I think the coaches’ association and the AARP ought to swing a special deal for folks like Pop and Doc. If you’ve reached a certain age, maybe 55, and you can claim at least one NBA ring as a head coach, you get a 75% discount on all fines levied by the league for your ref-rants. Or, for just about anything about which you can’t hold your tongue. So long as you’re not, like, imperiling players and staff overseas with the threat of extrajudicial imprisonment or flogging or bonesaws by offering your views, have at it. Spo, Nurse, Steve, hang on for just a couple more years. Bud, you’ve still got work to do.
Rivers does have a near All-Star array of reliable assistant coaches at his side: former Hawks guards Armond Hill and Tyronn Lue, and Sam Cassell most notably. Already having contemplated retirement back in 2011 with Boston before deciding to stick around, I would prefer Doc nominate a successor for future seasons, after NBA win number 1,000 arrives, and get the baton-passing process underway, sooner rather than later.
In the meantime, having a healthy PG and Kawhi balling out for him, maybe even together at times, will help the Clippers’ anxiety-burdened coach get through the next 70-plus games a little better. George fell just short of the scoring marks held by Cassell (35), Phil Smith and (don’t remind us) Nique (34 each), by scoring 33 in his Clipper debut on Thursday, a 132-127 loss to the Pels that dropped LA to 7-5 on the season.
The argument I made about the Clips’ stout defensive potential is not so much “on paper” as it is on damp, no-frills bathroom tissue. LA has won just one contest in which they’ve allowed more than 102 points to the opposition, and that was to Golden State back on October 24. When Kawhi (26.8 PPG, 8.9 RPG, 2.1 SPG) plays, the Clipper D has tended to hold firm. In the three games he hasn’t, and Doc has to turn to Harrell or LouWill as a lead scorer, the results (0-3, 123.7 opp. PPG, 43.7 opp. 3FG%) haven’t been pretty.

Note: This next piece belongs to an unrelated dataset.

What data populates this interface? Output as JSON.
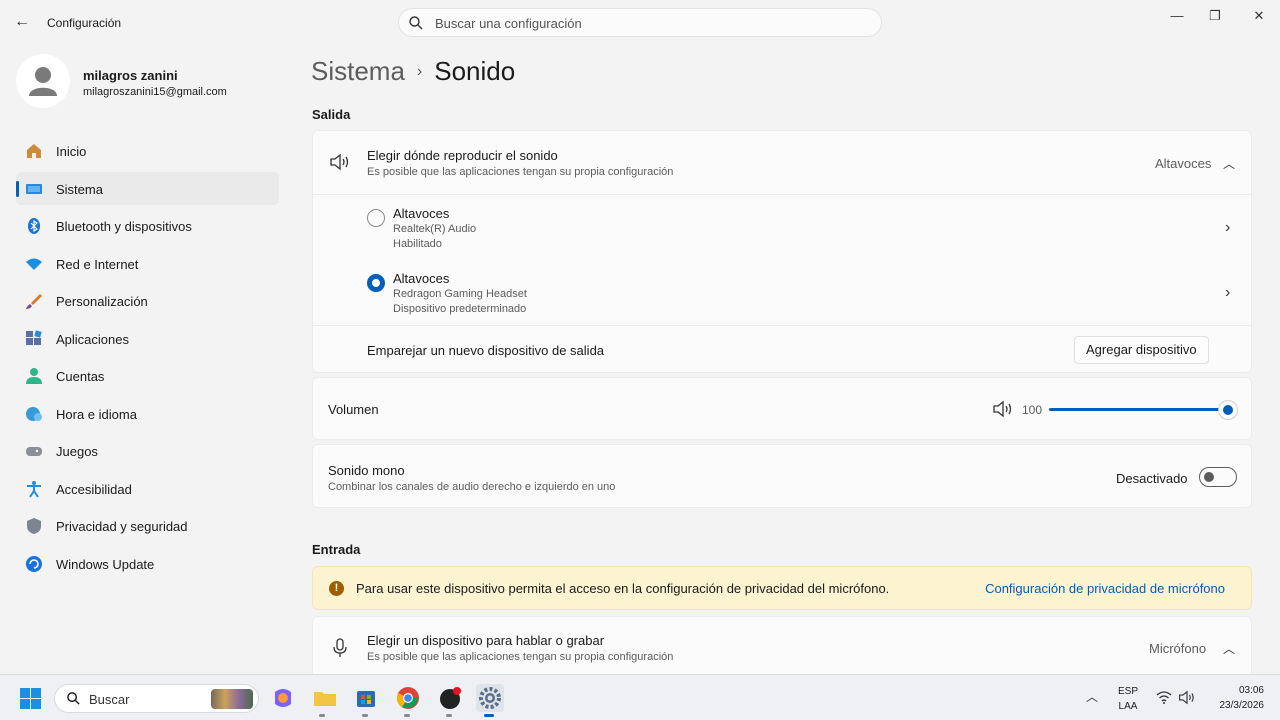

Even when Kawhi has contributed, if the Clippers get sloppy defending perimeter shooters as they did in October 26’s 130-122 loss at Phoenix (17-for-43 on 3FGs), they can get burned. George was on hand as they gave up a season-worst 52.9 3FG% on 34 Pelican shots. Surely, with PG and Kawhi (3rd and 4th among active NBA players for SPG) as an on-floor duo, the Clips (98.7 D-Rating in wins, 114.4 in losses) will get better at defensive consistency. We just have yet to see it unfold.
Lloyd Pierce knows all about the Suns’ newfound mastery of the long ball. He also knows when his team is getting screwjobbed, one whistle at a time. “10 of the same offensive fouls,” Pierce noted after Atlanta (4-7) was left to sulk through the end of their 128-112 loss in Phoenix on Thursday night. “When our bigs are rolling, and you (random Suns cactus) step underneath our bigs, it’s tough.” Still pretty new to the game as a head coach, Pierce is trying to tip-toe through the media minefield to avoid fine-leveling criticism, much like his bigs and rookies look on their graceless drives into the paint.
Cam Reddish may look like Gene Kelly without an umbrella on his forays to the basket, but maybe he’s onto something. He drew two flagrant rookie-call fouls while Bowling for Big Men, and he got to join DeAndre’ Bembry in hitting the showers early. The already short-handed Hawks were about done at that juncture.
“Not a fun game,” said LP to postgame reporters, “That’s all I got.” Smart man, Lloyd. Secure the bag. Pierce, like Rivers, is not going to skirt around his team’s on-court failings (13 missed at-rim 2FGs after the 1st quarter; letting folks like Oubre, Saric and Kaminsky go awf) just to center blame on the greyshirts for losses.
Against the Clipshow, with two stars likely on the floor together for the first time, Pierce is going to need his longest-tenured Hawk, Bembry, on his best behavior. Assertive, but not prone to wasting his aggressions out on the Ricky Rubios and Pat Beverleys of the world. Bembry ought to leave it to Trae Young to get under these vets’ skin, or through their legs, as the case may be.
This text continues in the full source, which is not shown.